But despite booming population, rapidly growing volume of crops, huge amounts of lead mined and increasing size of cities, territorial transportation was almost literally still in the Dark Ages. Shipping or traveling was by lake or river routes, over mud roads not much better than forest trails, on a few plank roads or military roads—and all of these were generally unusable during parts of the year.

The moving of freight was slow, irregular, very expensive and sometimes hazardous under these conditions. Existing transportation frequently couldn’t handle the volume of shipping.

During this time, the cities were beginning their growth, and beginning to compete to see which would have the largest share of industry, commerce, shipping and trade. It was already clear that the city with the best transportation would grow fastest. The two earliest cities were Prairie du Chien and Green Bay.

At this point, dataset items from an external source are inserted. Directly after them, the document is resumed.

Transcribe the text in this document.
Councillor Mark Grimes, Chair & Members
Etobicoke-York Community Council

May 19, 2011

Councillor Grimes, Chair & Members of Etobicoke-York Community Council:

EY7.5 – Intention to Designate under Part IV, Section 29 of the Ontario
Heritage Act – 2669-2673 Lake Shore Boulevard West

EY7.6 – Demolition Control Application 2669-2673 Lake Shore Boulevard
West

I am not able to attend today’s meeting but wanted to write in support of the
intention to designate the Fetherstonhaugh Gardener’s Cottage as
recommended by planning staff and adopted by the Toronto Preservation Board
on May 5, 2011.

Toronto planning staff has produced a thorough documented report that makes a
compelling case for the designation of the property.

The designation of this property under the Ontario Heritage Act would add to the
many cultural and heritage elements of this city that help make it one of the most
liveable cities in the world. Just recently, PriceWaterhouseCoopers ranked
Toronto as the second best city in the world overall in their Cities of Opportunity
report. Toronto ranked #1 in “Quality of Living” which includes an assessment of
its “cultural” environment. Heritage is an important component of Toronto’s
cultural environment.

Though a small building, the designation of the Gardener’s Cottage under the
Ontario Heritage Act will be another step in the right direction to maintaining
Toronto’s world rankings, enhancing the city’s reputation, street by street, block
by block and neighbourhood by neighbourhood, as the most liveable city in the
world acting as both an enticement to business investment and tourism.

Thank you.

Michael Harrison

Then Milwaukee began to boom, its population starting to grow from 1835 onward, reaching about 10,000 people in 1845, and then almost unbelievably jumping from 21,000 to 46,000 from 1850 to 1851.

People had begun to think in terms of railroads even by the early 1830’s, despite the prominence of canal-building in that era, and even though the country’s first locomotive had run a few years before, in 1825.

By 1830, the United States had only 23 miles of railroad track; it was to have 2,800 miles by 1840 and about 9,000 miles of track by 1850.